Sete ingannata da ogni coppa,
senza il sapor della tua bocca,
riposo illuso in ogni sonno
senza il ristoro del tuo corpo.
Dimmelo sempre che ci sei,
comunque la tua vita speri.
La creatura in te più vera
ogni vicenda me la svela,
la lontananza ansiosa dice
l’amor che accanto ammutolisce;
Ma so, non so, so che tu sola
puoi dirmi: esisto – e dillo ancora.
Leggiadro vien nell’onda della sera un solitario palpito di stella.
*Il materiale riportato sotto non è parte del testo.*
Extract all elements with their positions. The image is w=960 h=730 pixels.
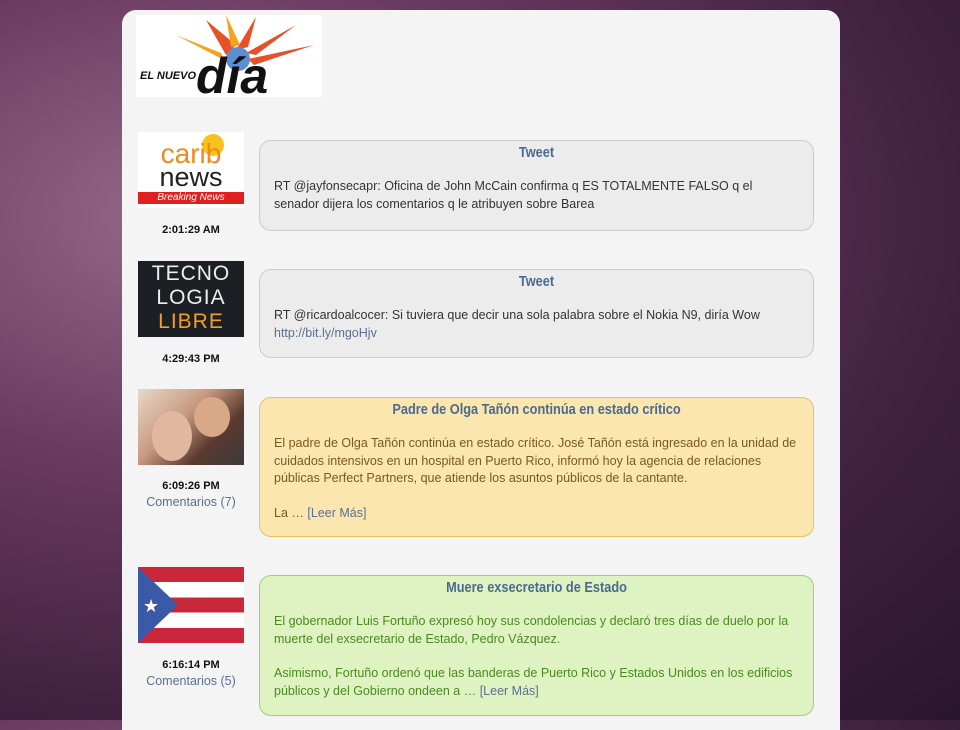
news-card: Muere exsecretario de Estado El gobernad… [259, 575, 814, 716]
card-title: Tweet [518, 274, 555, 290]
card-body: El padre de Olga Tañón continúa en estad… [274, 436, 797, 485]
news-panel: EL NUEVO día carib news Breaking News 2:… [122, 10, 840, 730]
card-title[interactable]: Muere exsecretario de Estado [306, 580, 768, 596]
timestamp: 6:09:26 PM [162, 480, 220, 492]
thumb-text: LIBRE [158, 310, 224, 333]
card-title: Tweet [518, 145, 555, 161]
card-body-continued: La … [274, 505, 304, 520]
tweet-card: Tweet RT @jayfonsecapr: Oficina de John … [259, 140, 814, 231]
thumb-text: Breaking News [138, 192, 244, 204]
logo-small-text: EL NUEVO [140, 70, 196, 82]
read-more-link[interactable]: [Leer Más] [480, 684, 539, 698]
card-title[interactable]: Padre de Olga Tañón continúa en estado c… [306, 402, 768, 418]
logo-big-text: día [196, 48, 268, 97]
read-more-link[interactable]: [Leer Más] [307, 506, 366, 520]
puerto-rico-flag-thumbnail[interactable]: ★ [138, 567, 244, 643]
caribnews-thumbnail[interactable]: carib news Breaking News [138, 132, 244, 208]
timestamp: 2:01:29 AM [162, 224, 220, 236]
thumb-text: carib [160, 138, 222, 169]
news-card: Padre de Olga Tañón continúa en estado c… [259, 397, 814, 537]
card-body: El gobernador Luis Fortuño expresó hoy s… [274, 614, 789, 646]
comments-link[interactable]: Comentarios (7) [132, 495, 250, 509]
comments-link[interactable]: Comentarios (5) [132, 674, 250, 688]
card-body: RT @jayfonsecapr: Oficina de John McCain… [274, 179, 753, 211]
photo-face [194, 397, 230, 437]
news-photo-thumbnail[interactable] [138, 389, 244, 465]
thumb-text: TECNO [151, 262, 231, 285]
timestamp: 6:16:14 PM [162, 659, 220, 671]
el-nuevo-dia-logo[interactable]: EL NUEVO día [136, 15, 322, 104]
timestamp: 4:29:43 PM [162, 353, 220, 365]
tweet-card: Tweet RT @ricardoalcocer: Si tuviera que… [259, 269, 814, 358]
tweet-link[interactable]: http://bit.ly/mgoHjv [274, 326, 377, 340]
thumb-text: LOGIA [156, 286, 226, 309]
svg-text:★: ★ [143, 596, 159, 616]
tecnologia-libre-thumbnail[interactable]: TECNO LOGIA LIBRE [138, 261, 244, 337]
photo-face [152, 411, 192, 461]
card-body: RT @ricardoalcocer: Si tuviera que decir… [274, 308, 760, 322]
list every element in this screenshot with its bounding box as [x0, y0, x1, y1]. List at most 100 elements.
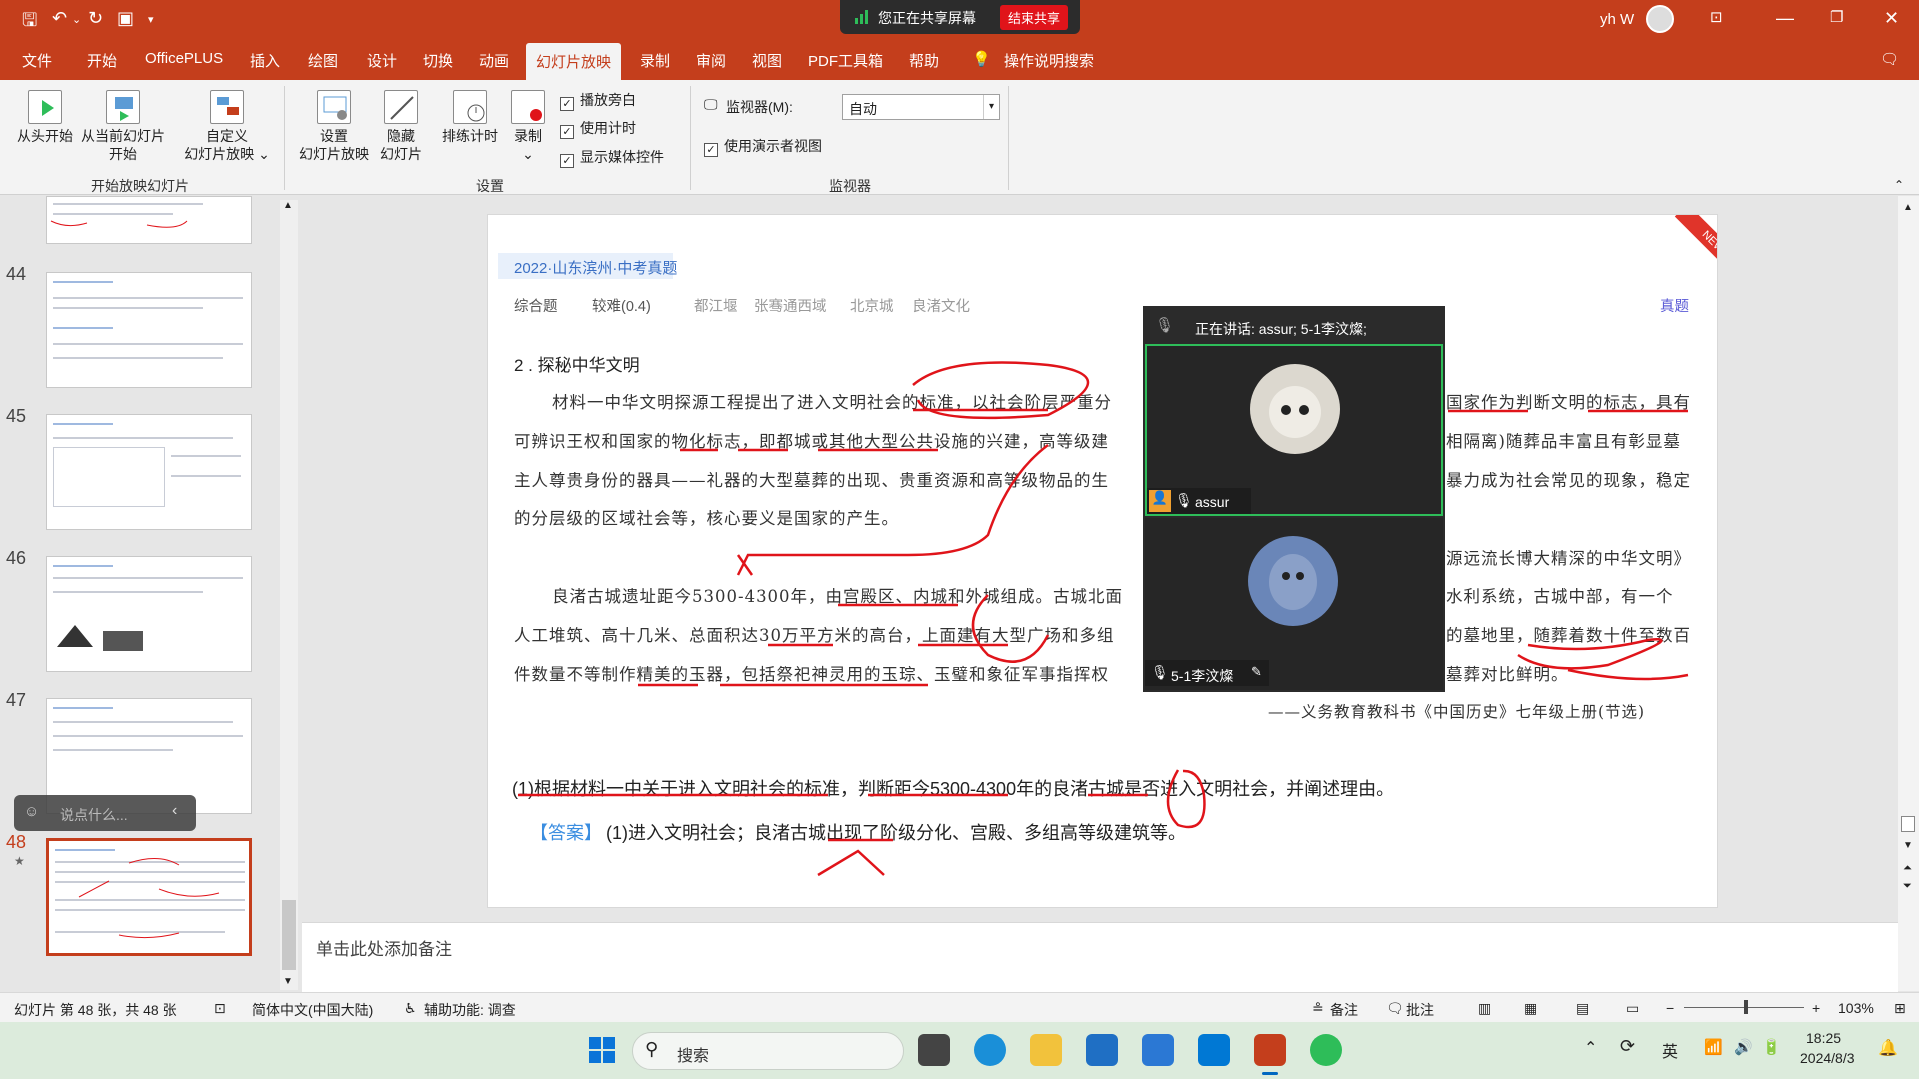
mail-icon[interactable]	[1086, 1034, 1118, 1066]
scroll-up-icon[interactable]: ▲	[283, 200, 293, 211]
collapse-chat-icon[interactable]: ‹	[172, 802, 177, 820]
spellcheck-icon[interactable]: ⊡	[214, 1000, 226, 1017]
save-icon[interactable]: 🖫	[22, 8, 37, 38]
tell-me-search[interactable]: 操作说明搜索	[1004, 50, 1094, 71]
tab-insert[interactable]: 插入	[250, 50, 280, 71]
edge-icon[interactable]	[974, 1034, 1006, 1066]
reading-view-icon[interactable]: ▤	[1576, 1000, 1589, 1017]
participant-name: 5-1李汶燦	[1171, 668, 1234, 684]
tab-slideshow[interactable]: 幻灯片放映	[526, 43, 622, 80]
zoom-in-icon[interactable]: +	[1812, 1000, 1820, 1016]
comments-button[interactable]: 批注	[1406, 1000, 1434, 1020]
undo-icon[interactable]: ↶	[52, 8, 67, 29]
collapse-ribbon-icon[interactable]: ⌃	[1894, 178, 1904, 192]
stop-share-button[interactable]: 结束共享	[1000, 5, 1069, 30]
play-narration-checkbox[interactable]: ✓ 播放旁白	[560, 90, 636, 111]
participant-tile[interactable]: 👤 🎙 assur	[1145, 344, 1443, 516]
presenter-view-checkbox[interactable]: ✓ 使用演示者视图	[704, 136, 822, 157]
slide-thumbnail-current[interactable]	[46, 838, 252, 956]
notification-icon[interactable]: 🔔	[1878, 1038, 1898, 1058]
scroll-down-icon[interactable]: ▼	[1903, 840, 1913, 851]
tab-help[interactable]: 帮助	[909, 50, 939, 71]
next-slide-icon[interactable]: ⏷	[1903, 880, 1912, 893]
undo-dropdown-icon[interactable]: ⌄	[72, 13, 81, 26]
wifi-icon[interactable]: 📶	[1704, 1038, 1723, 1056]
record-button[interactable]: 录制 ⌄	[508, 90, 548, 163]
battery-icon[interactable]: 🔋	[1762, 1038, 1781, 1056]
fit-slide-icon[interactable]: ⊞	[1894, 1000, 1906, 1017]
tab-design[interactable]: 设计	[367, 50, 397, 71]
scroll-thumb[interactable]	[1901, 816, 1915, 832]
zoom-out-icon[interactable]: −	[1666, 1000, 1674, 1016]
zoom-slider-handle[interactable]	[1744, 1000, 1748, 1014]
thumbnail-scrollbar[interactable]: ▲ ▼	[280, 200, 298, 990]
avatar[interactable]	[1646, 5, 1674, 33]
close-icon[interactable]: ✕	[1884, 8, 1899, 29]
hide-slide-button[interactable]: 隐藏 幻灯片	[372, 90, 430, 163]
wechat-icon[interactable]	[1310, 1034, 1342, 1066]
tab-view[interactable]: 视图	[752, 50, 782, 71]
clock-time[interactable]: 18:25	[1806, 1030, 1841, 1046]
slide-sorter-icon[interactable]: ▦	[1524, 1000, 1537, 1017]
normal-view-icon[interactable]: ▥	[1478, 1000, 1491, 1017]
ime-indicator[interactable]: 英	[1662, 1038, 1678, 1062]
user-name[interactable]: yh W	[1600, 11, 1634, 28]
participant-tile[interactable]: 🎙 5-1李汶燦 ✎	[1145, 518, 1443, 690]
notes-pane[interactable]: 单击此处添加备注	[302, 922, 1898, 992]
show-hidden-icons-icon[interactable]: ⌃	[1584, 1038, 1597, 1058]
tab-animations[interactable]: 动画	[479, 50, 509, 71]
lark-icon[interactable]	[1198, 1034, 1230, 1066]
tab-transitions[interactable]: 切换	[423, 50, 453, 71]
zoom-level[interactable]: 103%	[1838, 1000, 1874, 1016]
powerpoint-icon[interactable]	[1254, 1034, 1286, 1066]
scroll-up-icon[interactable]: ▲	[1903, 202, 1913, 213]
tab-home[interactable]: 开始	[87, 50, 117, 71]
previous-slide-icon[interactable]: ⏶	[1903, 862, 1912, 875]
tab-draw[interactable]: 绘图	[308, 50, 338, 71]
tab-record[interactable]: 录制	[640, 50, 670, 71]
taskbar-search[interactable]: ⚲ 搜索	[632, 1032, 904, 1070]
from-start-button[interactable]: 从头开始	[10, 90, 80, 145]
sync-icon[interactable]: ⟳	[1620, 1036, 1635, 1057]
tab-pdf-tools[interactable]: PDF工具箱	[808, 50, 883, 71]
scroll-down-icon[interactable]: ▼	[283, 976, 293, 987]
accessibility-status[interactable]: 辅助功能: 调查	[424, 1000, 516, 1020]
slide-thumbnail[interactable]	[46, 414, 252, 530]
clock-date[interactable]: 2024/8/3	[1800, 1050, 1855, 1066]
slide-thumbnail[interactable]	[46, 272, 252, 388]
scroll-thumb[interactable]	[282, 900, 296, 970]
search-placeholder: 搜索	[677, 1048, 710, 1065]
present-icon[interactable]: ▣	[117, 8, 134, 29]
language-status[interactable]: 简体中文(中国大陆)	[252, 1000, 373, 1020]
slide-thumbnail-partial[interactable]	[46, 196, 252, 244]
task-view-icon[interactable]	[918, 1034, 950, 1066]
file-explorer-icon[interactable]	[1030, 1034, 1062, 1066]
tab-file[interactable]: 文件	[22, 50, 52, 71]
comments-icon[interactable]: 🗨	[1880, 50, 1899, 68]
from-current-button[interactable]: 从当前幻灯片 开始	[78, 90, 168, 163]
redo-icon[interactable]: ↻	[88, 8, 103, 29]
tab-review[interactable]: 审阅	[696, 50, 726, 71]
status-bar: 幻灯片 第 48 张，共 48 张 ⊡ 简体中文(中国大陆) ♿ 辅助功能: 调…	[0, 992, 1919, 1022]
slide-thumbnail[interactable]	[46, 556, 252, 672]
restore-icon[interactable]: ❐	[1830, 8, 1843, 26]
monitor-select[interactable]: 自动 ▾	[842, 94, 1000, 120]
emoji-icon[interactable]: ☺	[24, 803, 39, 820]
customize-qat-icon[interactable]: ▾	[148, 13, 154, 26]
custom-slideshow-button[interactable]: 自定义 幻灯片放映 ⌄	[182, 90, 272, 163]
chat-input[interactable]: ☺ 说点什么... ‹	[14, 795, 196, 831]
slide-scrollbar[interactable]: ▲ ▼ ⏶ ⏷	[1898, 196, 1919, 991]
notes-button[interactable]: 备注	[1330, 1000, 1358, 1020]
slide-canvas[interactable]: 2022·山东滨州·中考真题 NEW 综合题 较难(0.4) 都江堰 张骞通西域…	[487, 214, 1718, 908]
start-icon[interactable]	[586, 1034, 618, 1066]
tab-officeplus[interactable]: OfficePLUS	[145, 50, 223, 67]
volume-icon[interactable]: 🔊	[1734, 1038, 1753, 1056]
slideshow-view-icon[interactable]: ▭	[1626, 1000, 1639, 1017]
rehearse-timings-button[interactable]: 排练计时	[434, 90, 506, 145]
show-media-checkbox[interactable]: ✓ 显示媒体控件	[560, 147, 664, 168]
use-timings-checkbox[interactable]: ✓ 使用计时	[560, 118, 636, 139]
minimize-icon[interactable]: —	[1776, 8, 1794, 29]
setup-slideshow-button[interactable]: 设置 幻灯片放映	[296, 90, 372, 163]
ribbon-display-icon[interactable]: ⊡	[1710, 8, 1723, 26]
store-icon[interactable]	[1142, 1034, 1174, 1066]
A poco a poco una nube leggera le chiude sorridendo la pupilla;
e mentre passa con veli e con piume, nel grande azzurro tremule faville nascono a sciami, nascono a ghirlande, son nate in cento, son nate in mille:
ma più io non ti vedo, stella mia.
Dall’immagine tesa
vigilo l’istante
con imminenza di attesa –
e non aspetto nessuno:
nell’ombra accesa
spio il campanello
che impercettibile spande
un polline di suono –
e non aspetto nessuno:
fra quattro mura
stupefatte di spazio
più che un deserto
non aspetto nessuno.
Ma deve venire,
verrà, se resisto
a sbocciare non visto,
verrà d’improvviso,
quando meno l’avverto.
Verrà quasi perdono
di quanto fa morire,
verrà a farmi certo
del suo e mio tesoro,
verrà come ristoro
delle mie e sue pene,
verrà, forse già viene
il suo bisbiglio.
O poesia, nel lucido verso
che l’ansietà di primavera esalta
che la vittoria dell’estate assalta
che speranze nell’occhio del cielo divampa
che tripudi sul cuor della terra conflagra,
o poesia, nel livido verso
che sguazza fanghiglia d’autunno
che spezza ghiaccioli d’inverno
che schizza veleno nell’occhio del cielo
che strizza ferite sul cuor della terra,
o poesia nel verso inviolabile
tu stringi le forme che dentro
malvive svanivan nel labile
gesto vigliacco, nell’aria
senza respiro, nel varco
indefinito e deserto
del sogno disperso,
nell’orgia senza piacere
dell’ebbra fantasia;
e mentre ti levi a tacere
sulla cagnara di chi legge e scrive
sulla malizia di chi soffre e accieca,
tu sei cagnara e malizia e tristezza,
ma sei la fanfara
che ritma il cammino,
ma sei la letizia
che incuora il vicino,
ma sei la certezza
del grande destino,
o poesia di sterco e di fiori,
terror della vita, presenza di Dio,
o morta e rinata
cittadina del mondo catenata
Qualunque cosa tu dica o faccia
c’è un grido dentro:
non è per questo, non è per questo!
E così tutto rimanda
a una segreta domanda…
Nell’imminenza di Dio
la vita fa man bassa
sulle riserve caduche,
mentre ciascuno si afferra
a un suo bene che gli grida: addio!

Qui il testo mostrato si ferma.